Do permitting and zoning reforms require similar oversight offices? Is it sufficient to merely create the option for multi-family housing to be built where single-family was previously the only type allowed? Or do policymakers need to actively check in on whether those multi-family permits are actually being issued? Based on what I’ve seen for broad reg reform efforts, you need to actively check in on things and probably need to actively manage those people who are responsible for permitting. The reform has effectively changed their job, and someone needs to make sure they’re doing the new job correctly.
Success depends on oversight, execution, and accountability—someone waking up every day responsible for results. When responsibility is spread across lots of actors, it becomes easy for everyone to say the right things while nothing moves quickly. When there’s clear ownership, reforms have a better chance of producing measurable outcomes.
Two takeaways I hope policymakers (and advocates) absorb
Don’t treat zoning reform and regulatory streamlining as competing agendas. If you want affordability, you’ll probably need both: make it easier to build and make it less expensive to build.
Shift focus from announcements to operations. Passing a reform is the start of the work, not the finish line. The real question is: who is responsible for ensuring the reform translates into permits, projects, completions, and (eventually) prices?
Concluding thoughts
If a policymaker were to ask me to evaluate whether a housing reform agenda is likely to deliver, I’d look for a few concrete signals that go beyond supply legalization (i.e., zoning/permitting reforms):
Is there a named office / leader responsible for implementation and outcomes?
Are there metrics that track the full pipeline (not just “units legalized”)?
Are policymakers pairing supply legalization with cost-focused reforms that make projects pencil out?
Is there a plan for follow-through over multiple years, not just one legislative session?
Housing reform is overdue in much of the country. But if we want it to make a real dent in prices, we have to treat it like a management challenge that requires sustained execution.




Such great points. No reform will work unless there is designated follow through.

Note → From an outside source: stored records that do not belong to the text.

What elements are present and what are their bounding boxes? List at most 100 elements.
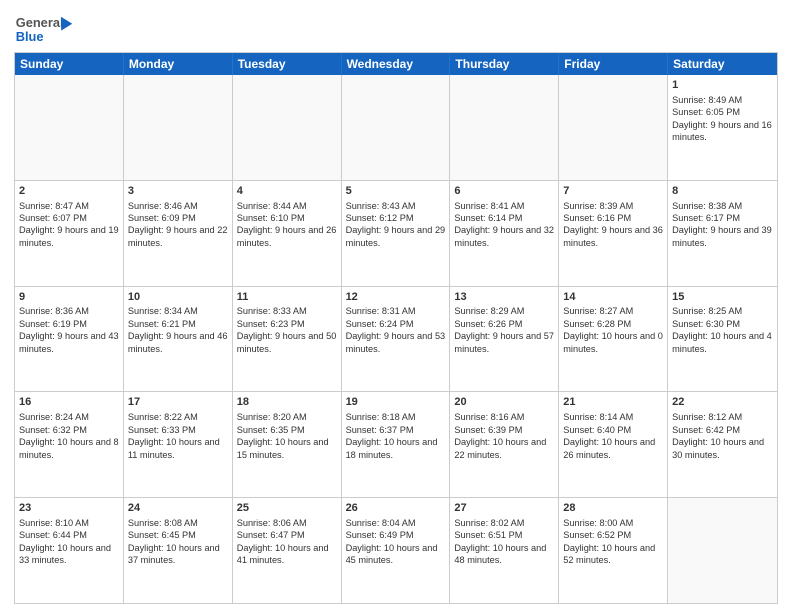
day-number: 2 [19,184,119,199]
day-info-line: Sunset: 6:26 PM [454,318,554,330]
day-info-line: Daylight: 10 hours and 48 minutes. [454,542,554,567]
day-info-line: Daylight: 10 hours and 15 minutes. [237,436,337,461]
svg-text:General: General [16,15,64,30]
calendar: SundayMondayTuesdayWednesdayThursdayFrid… [14,52,778,604]
week-row-5: 23Sunrise: 8:10 AMSunset: 6:44 PMDayligh… [15,498,777,603]
day-info-line: Sunset: 6:45 PM [128,529,228,541]
day-info-line: Daylight: 10 hours and 37 minutes. [128,542,228,567]
header-day-sunday: Sunday [15,53,124,75]
day-info-line: Daylight: 10 hours and 18 minutes. [346,436,446,461]
day-cell-1: 1Sunrise: 8:49 AMSunset: 6:05 PMDaylight… [668,75,777,180]
day-cell-4: 4Sunrise: 8:44 AMSunset: 6:10 PMDaylight… [233,181,342,286]
empty-cell [124,75,233,180]
day-info-line: Sunset: 6:05 PM [672,106,773,118]
day-info-line: Sunrise: 8:16 AM [454,411,554,423]
day-info-line: Sunrise: 8:27 AM [563,305,663,317]
day-info-line: Sunset: 6:42 PM [672,424,773,436]
day-info-line: Daylight: 10 hours and 4 minutes. [672,330,773,355]
day-info-line: Daylight: 9 hours and 19 minutes. [19,224,119,249]
day-info-line: Daylight: 10 hours and 52 minutes. [563,542,663,567]
day-info-line: Daylight: 10 hours and 30 minutes. [672,436,773,461]
day-info-line: Sunset: 6:49 PM [346,529,446,541]
day-info-line: Sunrise: 8:41 AM [454,200,554,212]
day-cell-16: 16Sunrise: 8:24 AMSunset: 6:32 PMDayligh… [15,392,124,497]
day-info-line: Sunrise: 8:25 AM [672,305,773,317]
day-info-line: Sunset: 6:39 PM [454,424,554,436]
day-cell-22: 22Sunrise: 8:12 AMSunset: 6:42 PMDayligh… [668,392,777,497]
day-number: 19 [346,395,446,410]
header-day-wednesday: Wednesday [342,53,451,75]
empty-cell [559,75,668,180]
empty-cell [15,75,124,180]
week-row-2: 2Sunrise: 8:47 AMSunset: 6:07 PMDaylight… [15,181,777,287]
day-info-line: Sunrise: 8:43 AM [346,200,446,212]
day-number: 6 [454,184,554,199]
day-cell-27: 27Sunrise: 8:02 AMSunset: 6:51 PMDayligh… [450,498,559,603]
day-number: 21 [563,395,663,410]
day-cell-9: 9Sunrise: 8:36 AMSunset: 6:19 PMDaylight… [15,287,124,392]
day-info-line: Daylight: 9 hours and 29 minutes. [346,224,446,249]
day-info-line: Sunrise: 8:29 AM [454,305,554,317]
day-number: 14 [563,290,663,305]
day-info-line: Daylight: 10 hours and 33 minutes. [19,542,119,567]
svg-text:Blue: Blue [16,29,44,44]
day-number: 15 [672,290,773,305]
day-cell-10: 10Sunrise: 8:34 AMSunset: 6:21 PMDayligh… [124,287,233,392]
day-number: 3 [128,184,228,199]
day-cell-7: 7Sunrise: 8:39 AMSunset: 6:16 PMDaylight… [559,181,668,286]
day-number: 27 [454,501,554,516]
day-info-line: Sunset: 6:28 PM [563,318,663,330]
day-info-line: Sunset: 6:44 PM [19,529,119,541]
day-info-line: Sunset: 6:14 PM [454,212,554,224]
day-info-line: Sunrise: 8:08 AM [128,517,228,529]
day-number: 25 [237,501,337,516]
day-info-line: Sunrise: 8:10 AM [19,517,119,529]
header-day-thursday: Thursday [450,53,559,75]
day-number: 13 [454,290,554,305]
day-info-line: Sunset: 6:24 PM [346,318,446,330]
empty-cell [668,498,777,603]
day-info-line: Sunset: 6:21 PM [128,318,228,330]
day-number: 20 [454,395,554,410]
day-info-line: Sunrise: 8:18 AM [346,411,446,423]
day-cell-5: 5Sunrise: 8:43 AMSunset: 6:12 PMDaylight… [342,181,451,286]
day-info-line: Sunrise: 8:33 AM [237,305,337,317]
empty-cell [342,75,451,180]
day-number: 28 [563,501,663,516]
day-cell-17: 17Sunrise: 8:22 AMSunset: 6:33 PMDayligh… [124,392,233,497]
day-cell-3: 3Sunrise: 8:46 AMSunset: 6:09 PMDaylight… [124,181,233,286]
day-number: 26 [346,501,446,516]
calendar-header: SundayMondayTuesdayWednesdayThursdayFrid… [15,53,777,75]
day-number: 8 [672,184,773,199]
day-number: 7 [563,184,663,199]
day-info-line: Sunrise: 8:02 AM [454,517,554,529]
day-info-line: Sunset: 6:32 PM [19,424,119,436]
day-info-line: Sunset: 6:07 PM [19,212,119,224]
day-info-line: Sunrise: 8:38 AM [672,200,773,212]
day-info-line: Sunrise: 8:20 AM [237,411,337,423]
day-info-line: Sunrise: 8:46 AM [128,200,228,212]
day-info-line: Sunrise: 8:44 AM [237,200,337,212]
header: General Blue [14,10,778,46]
day-cell-28: 28Sunrise: 8:00 AMSunset: 6:52 PMDayligh… [559,498,668,603]
day-info-line: Sunset: 6:51 PM [454,529,554,541]
day-cell-18: 18Sunrise: 8:20 AMSunset: 6:35 PMDayligh… [233,392,342,497]
day-number: 11 [237,290,337,305]
day-info-line: Sunrise: 8:47 AM [19,200,119,212]
day-number: 4 [237,184,337,199]
day-info-line: Sunset: 6:12 PM [346,212,446,224]
day-number: 9 [19,290,119,305]
day-cell-19: 19Sunrise: 8:18 AMSunset: 6:37 PMDayligh… [342,392,451,497]
day-cell-25: 25Sunrise: 8:06 AMSunset: 6:47 PMDayligh… [233,498,342,603]
day-info-line: Daylight: 10 hours and 45 minutes. [346,542,446,567]
week-row-3: 9Sunrise: 8:36 AMSunset: 6:19 PMDaylight… [15,287,777,393]
day-info-line: Sunrise: 8:06 AM [237,517,337,529]
header-day-friday: Friday [559,53,668,75]
day-info-line: Daylight: 10 hours and 41 minutes. [237,542,337,567]
day-info-line: Sunrise: 8:34 AM [128,305,228,317]
day-cell-26: 26Sunrise: 8:04 AMSunset: 6:49 PMDayligh… [342,498,451,603]
logo-svg: General Blue [14,10,74,46]
day-info-line: Sunrise: 8:22 AM [128,411,228,423]
day-info-line: Daylight: 9 hours and 46 minutes. [128,330,228,355]
day-number: 10 [128,290,228,305]
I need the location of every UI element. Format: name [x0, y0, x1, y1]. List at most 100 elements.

The Virginia example is kinda underrated. I've seen so many zoning reforms get passed and then just sit there because no ones job description actually changed to reflect the new reality. The insight about "what gets measured gets managed" needing an actual manager hits different when u look at places that reformed on paper vs places that actualy got units built. The question about whether multi-family permits are being issued after theyre legalized should be standard accountability infrastructure, not an afterthought.